The brick colonials and newer subdivisions sprawling across New Albany, Ohio collect an impressive amount of dust during our humid summer months, especially when that Ohio River Valley moisture hangs in the air. Between the cottonwood pollen that blankets porches each June and the constant battle against basement mustiness in these newer homes built on former farmland, homeowners here know that a true deep clean requires serious effort. Those gorgeous hardwood floors in developments near Rocky Fork Lake look stunning until you realize how every speck of tracked-in dirt shows up against them. The reality is that most New Albany homes have enough square footage that cleaning day becomes an all-day affair, and that's before you even factor in the clutter that's accumulated in closets, on countertops, and throughout those open-concept main floors everyone wanted ten years ago.
Here's what most homeowners don't realize: attempting a deep clean without decluttering first is like trying to mow your lawn without picking up the toys and branches scattered across it. You'll spend twice as long working around obstacles, your results won't be nearly as thorough, and you'll end up frustrated. Decluttering creates clear surfaces and open floors that allow you to actually clean every inch of your home properly. When you remove the excess items first, you can move efficiently through each room, reach baseboards and corners that have been blocked for months, and ensure your cleaning products and tools can do their job effectively.
Declutter First: The 40% Rule
Professional cleaners consistently report that homes with clear surfaces take 35–45% less time to clean thoroughly.
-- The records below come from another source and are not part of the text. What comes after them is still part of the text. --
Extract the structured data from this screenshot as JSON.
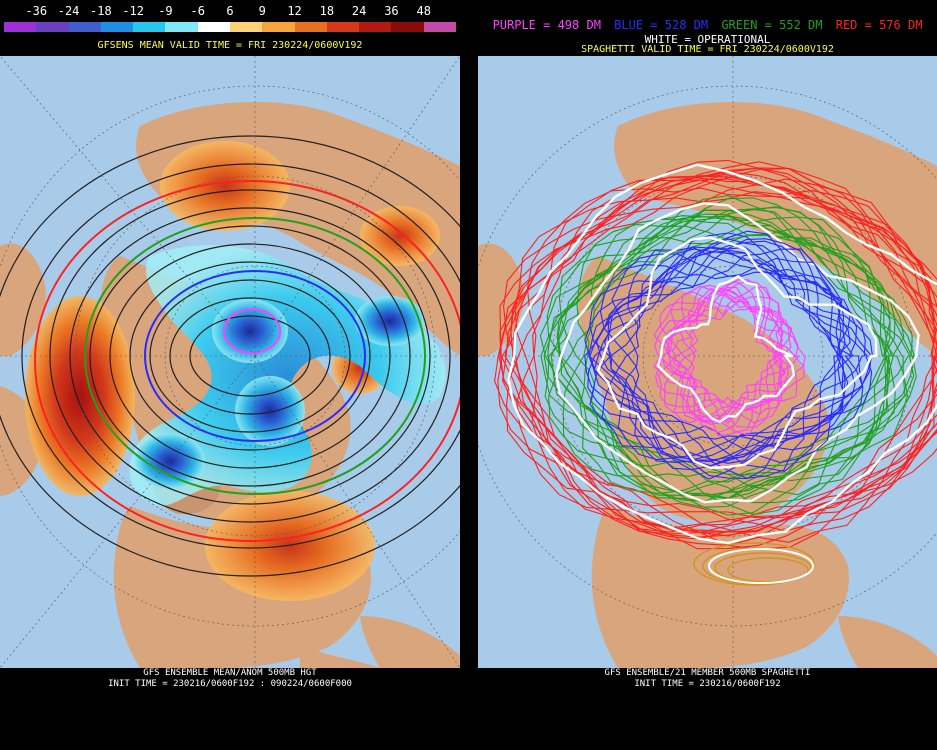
{
  "left": {
    "colorbar_labels": [
      "-36",
      "-24",
      "-18",
      "-12",
      "-9",
      "-6",
      "6",
      "9",
      "12",
      "18",
      "24",
      "36",
      "48"
    ],
    "colorbar_colors": [
      "#9b30d6",
      "#6a40c0",
      "#3f5fd0",
      "#1f8fe6",
      "#27c6ea",
      "#7fe8f4",
      "#ffffff",
      "#ffd27a",
      "#f7a53a",
      "#e8701f",
      "#d5391a",
      "#b01a12",
      "#8b0b0b",
      "#c44aa8"
    ],
    "title": "GFSENS MEAN VALID TIME = FRI 230224/0600V192",
    "footer_line1": "GFS ENSEMBLE MEAN/ANOM 500MB HGT",
    "footer_line2": "INIT TIME = 230216/0600F192 : 090224/0600F000"
  },
  "right": {
    "legend": [
      {
        "text": "PURPLE = 498 DM",
        "color": "#ff40ff"
      },
      {
        "text": "BLUE = 528 DM",
        "color": "#2a2aff"
      },
      {
        "text": "GREEN = 552 DM",
        "color": "#1fa01f"
      },
      {
        "text": "RED = 576 DM",
        "color": "#ff2020"
      }
    ],
    "legend_white": "WHITE = OPERATIONAL",
    "title": "SPAGHETTI VALID TIME = FRI 230224/0600V192",
    "footer_line1": "GFS ENSEMBLE/21 MEMBER 500MB SPAGHETTI",
    "footer_line2": "INIT TIME = 230216/0600F192"
  },
  "colors": {
    "ocean": "#a9cbea",
    "land": "#d9a57c",
    "title_yellow": "#ffff30",
    "contour": "#202020"
  }
}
That means a better result — or the same time spent going deeper on what matters.
Where to Start in a New Albany Home
The Kitchen Counter Problem
New Albany kitchens accumulate countertop appliances quickly: air fryers, Instant Pots, coffee systems, smoothie makers. The rule: if you don't use it at least weekly, it goes in a cabinet or out of the house. Goal: one clear strip of counter behind the sink and at least half of all counter space unoccupied.
The Bathroom Surface Audit
The average American bathroom has 17 items on the counter. Ideal is 3–5. Everything else goes in a drawer, medicine cabinet, or under-sink storage. This transforms a 15-minute bathroom clean into a 7-minute one.
Bedroom Floor Rules
Anything on a bedroom floor that isn't furniture is clutter. Under-bed storage with a flat lid surface is the best New Albany solution for extra storage without floor clutter.
The Flat Surface Principle
Every flat surface — dressers, nightstands, coffee tables, bookshelves — should have at most 3 objects on it. Everything else creates visual noise and collects dust.
Room-by-Room Declutter Plan
Kitchen (2–4 Hours)
- Pull everything out of one cabinet at a time
- Group: keep, donate, toss, relocate
- Apply the "last used" test: if unused in 12 months, it goes
- Tackle the junk drawer last
- Clear all countertops; return only daily-use items
Closets (1–2 Hours Each)
- Remove everything entirely
- Clean the empty closet
- Evaluate each item: does it fit, do you love it, have you used it in the last year?
- Return only what passes; bag the rest for donation
Living Areas (1–2 Hours)
- Remove all items not permanently belonging to that room
- Reduce decorative items to "gallery-worthy" only
- Cable management — loose cords are clutter and dust magnets
The Donation Schedule
In New Albany, these organizations accept household goods and furniture:
- Habitat for Humanity ReStore — large items and furniture
- Goodwill Industries — general donations
- Vietnam Veterans of America — furniture pickup by appointment in many markets
Maintaining It
The one-in-one-out rule: every time something new enters your home, something equivalent leaves. Applied consistently, this maintains your decluttered space without periodic purges.